It was refreshing to receive correspondence recently from two owners concerned about the drawn out expansion to a second retail site and the perils associated with growth at another natural foods cooperative. It was a reminder, that while all 17,000 of you may not be directly communicating with us, a great many of you care deeply about what happens. I also believe that everyone on the Board feels a deep sense of responsibility to make decisions that are not just in the best interests of current owners. We want this cooperative to grow and thrive well into the next century. With that goal in mind, let’s talk in more detail about the concept of due diligence and what the Board is doing to ensure a successful outcome, in both the short and long term.

Due diligence

In the June Reader, my fellow Board member, Jay DeNovo, described due diligence in the following manner: “Due diligence refers to the care a reasonable person should take before entering into an agreement or a transaction with another party. In the case of the second store, the Board has shown due diligence by seeking legal advice, reviewing studies related to valuation, feasibility, site selection, competitive environment and expected sales plus examining many iterations of financial and cash flow models.” While his description is entirely accurate, I would like to expand and amplify his description to illustrate how committed the Board has been to the practice of due diligence to assist Willy Street Co-op owners in their expansion efforts.

Key questions

It all started in 2005 with a request for proposal process that allowed us to look at 28 sites. Each was measured against a set of objective criteria; finalists were chosen and then a market analysis was done on three sites to assess their feasibility related to two key questions: Could Willy Street Co-op be profitable at this site and will it release pressure on the 1221 Williamson Street store?

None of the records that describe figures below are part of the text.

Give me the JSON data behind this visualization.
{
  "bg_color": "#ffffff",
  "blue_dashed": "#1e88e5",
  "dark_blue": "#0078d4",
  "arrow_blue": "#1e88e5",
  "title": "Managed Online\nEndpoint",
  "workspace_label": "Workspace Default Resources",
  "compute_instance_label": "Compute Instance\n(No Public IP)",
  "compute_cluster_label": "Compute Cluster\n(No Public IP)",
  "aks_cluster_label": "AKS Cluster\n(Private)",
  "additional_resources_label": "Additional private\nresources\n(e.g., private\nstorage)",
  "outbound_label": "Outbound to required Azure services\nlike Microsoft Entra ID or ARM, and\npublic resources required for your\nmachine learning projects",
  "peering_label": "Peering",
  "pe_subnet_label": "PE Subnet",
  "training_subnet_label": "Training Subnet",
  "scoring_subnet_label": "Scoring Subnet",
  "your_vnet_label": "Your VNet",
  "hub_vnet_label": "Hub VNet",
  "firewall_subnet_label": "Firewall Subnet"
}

Metropolitan Place II (MPII) was clearly the best choice; and in spring of 2007 it was decided to proceed with locating a retail store at Metropolitan Place II (MPII). The Co-op entered into negotiations with the developer and despite extensive legal advice, countless meetings with contractors to understand our build-out costs and limitations, intense negotiations with the potential landlord to get the best possible lease terms, and many meetings with staff to examine cash flow models, problems with the developer surfaced and we were unable to complete the project. In January 2008, the Co-op learned the developer was unable to deliver on his financial commitments as outlined in the initial agreement. In February 2008 the Board decided to terminate the lease with the developer and pull back from our initial decision to proceed at this site. Our decision to pull back was not only prudent, it also provided a valuable breather for the staff and Board to regroup, learn from the experience, and move forward.

Outside professionals

Since that time a number of important things have taken place. We have used an outside accounting firm to assist us in calculating our losses and put together a plan to recapture taxes paid in prior years to offset current losses. When the opportunity arose to take another look at MPII, we again updated our market analysis (for the third time) to reassure ourselves that the site still had the economic feasibility that we were searching for in a second site. That hurdle cleared, we have engaged in conversation with the court appointed Receiver to discuss a renegotiated lease. We continue to use legal counsel to review all documents and advise us in matters of real estate law. Where it will lead to is not yet known, but I can assure you we are better prepared to see danger signs and have an experienced team of outside professionals looking at every aspect of our negotiations.

Project management

Internally, we asked management to engage in the painful process of staff cutbacks in order to return to profitability and ensure a strong financial foundation for eventual expansion. Once that was accomplished, management prepared a project management plan that will be used when we do finally have a deal. That plan calls for a hiring an internal project manager to help control costs and ensure deadlines are met and a construction manager to deal with the challenges and complexities that are inevitable with any large remodeling project.

Diligence and patience

I hope that you will maintain a perspective that sees the Cooperative as a highly successful natural foods grocery business. On the other hand, real estate development and large construction projects are not two of our core competencies. They may well be someday, but they are not yet. Hence we are relying on top quality professionals in key areas to help us out. Once we do have a second store, we know how to run a store, build a business from the ground up, and people like our mission and products. We just need the right opportunity to practice what we do best. All it takes is diligence and patience. The staff and Board are displaying both and we hope you will too.